Photo credit: geograph.co.uk/Wikipedia
The first hamlet north out of Craighouse is Knockrome whose wonderfully named Lowlandman’s Bay curls round on itself so that it’s almost enclosed. There are a surprising number of palm trees here, and the tropical feel is reinforced by red hot poker plants, also known as torch lilies. They taper from Kodak yellow to rock candy red, could almost be imagined as a torture instrument and seem to ooze heat. I make for a red telephone box surrounded by harebell and helleborine that serves as a library for the island. Even at a distance, the books reveal themselves to be mostly pulp fiction. Will there be anything by Orwell, about him, or of possible interest to his shade?
A “BBC Active Talk” Spanish course complete with cassette tapes (would anybody be able to play them now?) is the first thing I pick up. In Homage to Catalonia, Orwell belittles his ability with the language, saying that he would stitch together pidgin sentences from a Hugo’s dictionary when asking his sergeant to demonstrate use of a machine gun. My bet is that he was proficient and would also have fared well with Catalan which is even closer to French and Latin. The books are not just low-brow, they are largely junk as though there has been some genteel fly-tipping. The best of them include Andrew Marr’s The Making of Modern Britain which has an index. I read Marr’s summation: “Orwell was a strange fish, but he was right about the big things, and his assertion that the workers of Britain were more likely to carry on dreaming of horses coming in at twenty to one, and moan over their tea, than revolt was proved spot on.” This sounds like the pastimes provided for the proles in Nineteen Eighty-Four.
Focused on our man, my teetotal companion Wensleydale (“Wens” from now on) drives the Merc straight past the barn-like structures that make up the Lussa Gin distillery at Ardlussa. Why is gin so sexy these days? I’m a reformed alcoholic, with gin having done much of the damage. All true alcoholics will tell you that once addiction kicks in, anything from Dom Pérignon to White Lightning cider is simply fuel. The Lussa Gin website details many awards, so you have to reckon that the products are better than the woeful Victory Gin that Winston swills (often to relieve pain) in the novel. It’s news from the settlement here that makes for the most unpleasant and revealing entry in Orwell’s diaries. “June 12, 1947. Five rats (2 young ones, 2 enormous) caught in the byre during about the last fortnight … I hear that recently two children at Ardlussa were bitten by rats (in the face, as usual.)”

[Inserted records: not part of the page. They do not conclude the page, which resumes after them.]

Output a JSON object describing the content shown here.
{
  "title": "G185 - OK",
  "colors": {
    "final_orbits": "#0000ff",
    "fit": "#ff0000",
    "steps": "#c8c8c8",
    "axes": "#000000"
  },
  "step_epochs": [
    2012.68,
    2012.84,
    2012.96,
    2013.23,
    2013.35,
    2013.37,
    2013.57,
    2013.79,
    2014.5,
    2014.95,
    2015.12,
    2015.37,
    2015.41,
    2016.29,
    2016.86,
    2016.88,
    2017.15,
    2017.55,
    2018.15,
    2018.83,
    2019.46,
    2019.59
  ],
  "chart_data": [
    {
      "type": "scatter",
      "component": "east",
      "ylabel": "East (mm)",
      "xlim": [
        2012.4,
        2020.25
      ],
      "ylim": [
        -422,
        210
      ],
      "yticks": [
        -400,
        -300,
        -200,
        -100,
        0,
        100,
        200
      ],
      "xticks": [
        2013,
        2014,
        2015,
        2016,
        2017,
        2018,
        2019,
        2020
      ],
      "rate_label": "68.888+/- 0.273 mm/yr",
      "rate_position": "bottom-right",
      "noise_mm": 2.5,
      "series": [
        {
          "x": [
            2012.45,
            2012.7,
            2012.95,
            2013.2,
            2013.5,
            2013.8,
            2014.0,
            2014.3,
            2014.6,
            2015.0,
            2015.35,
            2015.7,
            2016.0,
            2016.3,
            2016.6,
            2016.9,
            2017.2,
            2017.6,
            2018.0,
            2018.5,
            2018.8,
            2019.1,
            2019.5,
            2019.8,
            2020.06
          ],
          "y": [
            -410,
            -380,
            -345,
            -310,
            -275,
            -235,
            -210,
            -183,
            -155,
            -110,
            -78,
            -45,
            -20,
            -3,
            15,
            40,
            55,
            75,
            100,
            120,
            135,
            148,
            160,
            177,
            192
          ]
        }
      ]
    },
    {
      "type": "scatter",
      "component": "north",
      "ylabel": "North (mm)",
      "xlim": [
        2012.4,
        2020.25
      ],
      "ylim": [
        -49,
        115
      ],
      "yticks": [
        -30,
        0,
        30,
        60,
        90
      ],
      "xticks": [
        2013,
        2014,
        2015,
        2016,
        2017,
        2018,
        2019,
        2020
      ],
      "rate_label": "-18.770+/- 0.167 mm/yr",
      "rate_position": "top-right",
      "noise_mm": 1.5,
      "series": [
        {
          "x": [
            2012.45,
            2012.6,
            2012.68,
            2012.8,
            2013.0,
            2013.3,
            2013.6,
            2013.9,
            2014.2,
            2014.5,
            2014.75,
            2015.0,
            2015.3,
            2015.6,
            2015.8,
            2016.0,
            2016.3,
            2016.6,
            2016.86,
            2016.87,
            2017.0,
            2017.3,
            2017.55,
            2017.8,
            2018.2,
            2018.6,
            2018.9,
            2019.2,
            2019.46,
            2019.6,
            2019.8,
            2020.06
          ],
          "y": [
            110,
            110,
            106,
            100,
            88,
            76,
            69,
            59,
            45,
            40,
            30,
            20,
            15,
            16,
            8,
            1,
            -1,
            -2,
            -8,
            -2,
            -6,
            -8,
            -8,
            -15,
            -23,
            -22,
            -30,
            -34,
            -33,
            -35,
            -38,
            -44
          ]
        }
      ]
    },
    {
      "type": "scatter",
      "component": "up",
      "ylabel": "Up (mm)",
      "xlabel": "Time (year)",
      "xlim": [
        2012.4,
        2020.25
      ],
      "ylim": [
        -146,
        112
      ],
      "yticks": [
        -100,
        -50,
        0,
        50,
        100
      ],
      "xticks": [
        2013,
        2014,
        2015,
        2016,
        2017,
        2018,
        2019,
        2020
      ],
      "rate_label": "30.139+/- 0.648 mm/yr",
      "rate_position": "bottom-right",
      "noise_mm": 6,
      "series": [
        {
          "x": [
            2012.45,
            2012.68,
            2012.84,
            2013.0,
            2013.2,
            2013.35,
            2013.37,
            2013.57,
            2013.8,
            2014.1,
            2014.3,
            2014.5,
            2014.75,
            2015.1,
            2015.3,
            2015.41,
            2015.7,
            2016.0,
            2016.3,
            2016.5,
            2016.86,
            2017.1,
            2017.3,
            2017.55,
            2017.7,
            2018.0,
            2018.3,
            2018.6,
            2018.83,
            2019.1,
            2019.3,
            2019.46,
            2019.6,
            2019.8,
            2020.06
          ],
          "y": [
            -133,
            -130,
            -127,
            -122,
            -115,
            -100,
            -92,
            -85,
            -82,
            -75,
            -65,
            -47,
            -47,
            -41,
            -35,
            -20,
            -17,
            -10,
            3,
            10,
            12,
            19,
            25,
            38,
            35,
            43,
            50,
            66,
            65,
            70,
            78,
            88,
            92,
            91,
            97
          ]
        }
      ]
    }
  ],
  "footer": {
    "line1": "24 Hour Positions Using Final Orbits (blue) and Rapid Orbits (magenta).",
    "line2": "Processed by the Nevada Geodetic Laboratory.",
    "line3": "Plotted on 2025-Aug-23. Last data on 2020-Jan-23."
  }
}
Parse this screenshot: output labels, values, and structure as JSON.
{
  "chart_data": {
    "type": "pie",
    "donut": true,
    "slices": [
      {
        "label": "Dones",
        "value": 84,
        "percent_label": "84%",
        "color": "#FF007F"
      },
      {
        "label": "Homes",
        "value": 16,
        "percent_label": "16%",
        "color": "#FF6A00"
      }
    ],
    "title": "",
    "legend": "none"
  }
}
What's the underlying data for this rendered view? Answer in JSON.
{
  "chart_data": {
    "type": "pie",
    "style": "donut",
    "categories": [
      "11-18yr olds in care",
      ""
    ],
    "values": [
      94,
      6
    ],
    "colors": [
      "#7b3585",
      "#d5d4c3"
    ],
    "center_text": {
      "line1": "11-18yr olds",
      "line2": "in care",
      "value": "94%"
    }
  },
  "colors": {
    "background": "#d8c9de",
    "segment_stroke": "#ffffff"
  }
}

The route gives us a view of Ardlussa House, a baronial-style stalking lodge owned by the Fletcher family who were Orwell’s landlords. The terrain has opened up a little now into broad sweeps with russet tones. As a resident of the lodge, you can stalk deer and fish the Lussa river. You don’t get to keep the venison which is sent to London restaurants, but you can keep the head. Another time perhaps; it would be a tough item to bring through Gatwick with my EasyJet hand luggage. I think this and the Jura Hotel are the only hotels on the island unless you are playing golf at Ardfin.
It’s a mandatory four-mile walk each way to Barnhill, the previously abandoned farmhouse that Orwell rented in 1946 from Margaret Fletcher. She was the husband of Robin Fletcher who had been a housemaster and classics teacher at Eton in the 1930s. The BBC had the sense to do an “Arena” series on Orwell sufficiently early (1983) to record first-hand recollections, and the programmes are on YouTube. Margaret speaks to camera about the writer’s gaunt appearance and what she took to be sadness at being a recent widower. Robin Fletcher spent the war as a prisoner of the Japanese in Burma, mastered his captors’ language within six weeks, and showed courage both on the railway and at Changi Prison. Burma and Eton links must have made for conversation between the men.